Sorry, The Roaring 20’s are Cancelled

Major indexes continue to get upended in the start of 2022, a very stark contrast to 2021. The S&P is down over 9% YTD, and the DOW down over 6%. Selloffs in tech and healthcare are driving indexes down, and pushing p(ain) for individuals heavily allocated in those sectors. Many knew that the writing was on the wall, with every major index notching double digits gains for 2021, with a flurry of liquidity coming from the Fed, which ultimately proved to be the driving force. Imminent rate hikes and a slowdown of asset purchases (U.S. Treasuries and Mortgage Backed Securities), will certainly impede stocks throughout the year.

The CPI (Consumer Price Index) yielded a 7% increase year-over-year in 2021. Virtually every asset class and commodity in existence costs more. We’ve seen rising prices across the board in housing, equities (love that), energy, etc.
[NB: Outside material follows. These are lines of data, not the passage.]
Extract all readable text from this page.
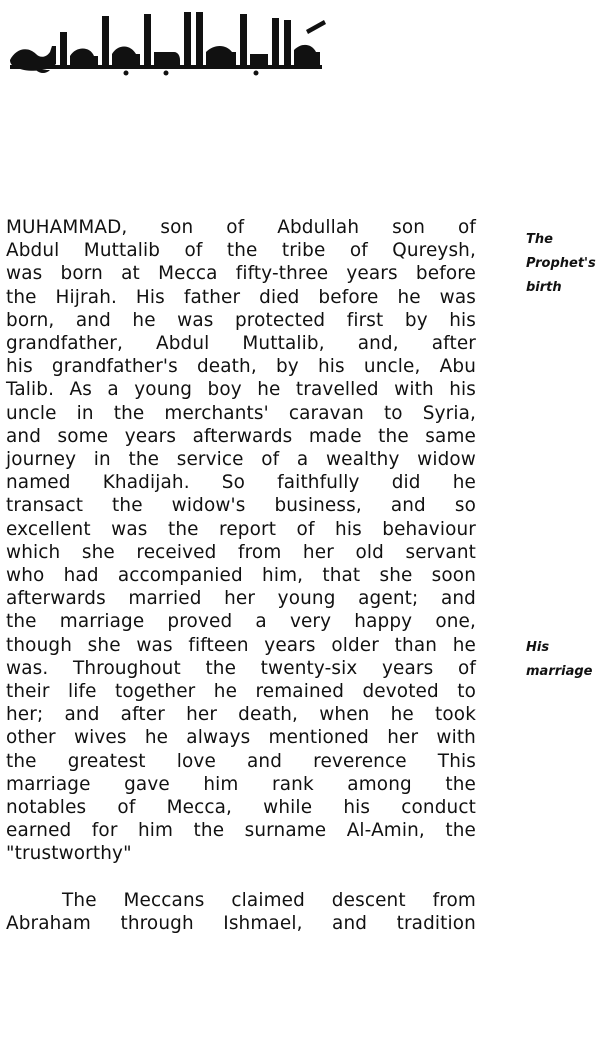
MUHAMMAD, son of Abdullah son of
Abdul Muttalib of the tribe of Qureysh,
was born at Mecca fifty-three years before
the Hijrah. His father died before he was
born, and he was protected first by his
grandfather, Abdul Muttalib, and, after
his grandfather's death, by his uncle, Abu
Talib. As a young boy he travelled with his
uncle in the merchants' caravan to Syria,
and some years afterwards made the same
journey in the service of a wealthy widow
named Khadijah. So faithfully did he
transact the widow's business, and so
excellent was the report of his behaviour
which she received from her old servant
who had accompanied him, that she soon
afterwards married her young agent; and
the marriage proved a very happy one,
though she was fifteen years older than he
was. Throughout the twenty-six years of
their life together he remained devoted to
her; and after her death, when he took
other wives he always mentioned her with
the greatest love and reverence This
marriage gave him rank among the
notables of Mecca, while his conduct
earned for him the surname Al-Amin, the
"trustworthy"
The Meccans claimed descent from
Abraham through Ishmael, and tradition
The
Prophet's
birth
His
marriage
Ultimately we’re due for a year(s) of pain as consumers will begin to wane down spending, potentially affecting revenue streams, which will show up on companies’ bottom lines. This, coupled with rising real rates will slow down the amount of money flying around the system.

2020 and 2021 were truly an historical moment in the monetary world, with an obscene amount of liquidity within the greater financial system, and absolutely no remorse shown by the Fed or any central banking syndicate for that matter. The bottom line is, the new roaring 20’s have unfortunately been cancelled. Enter just about every disinflationary force known to man. The only thing inflated will be the pain.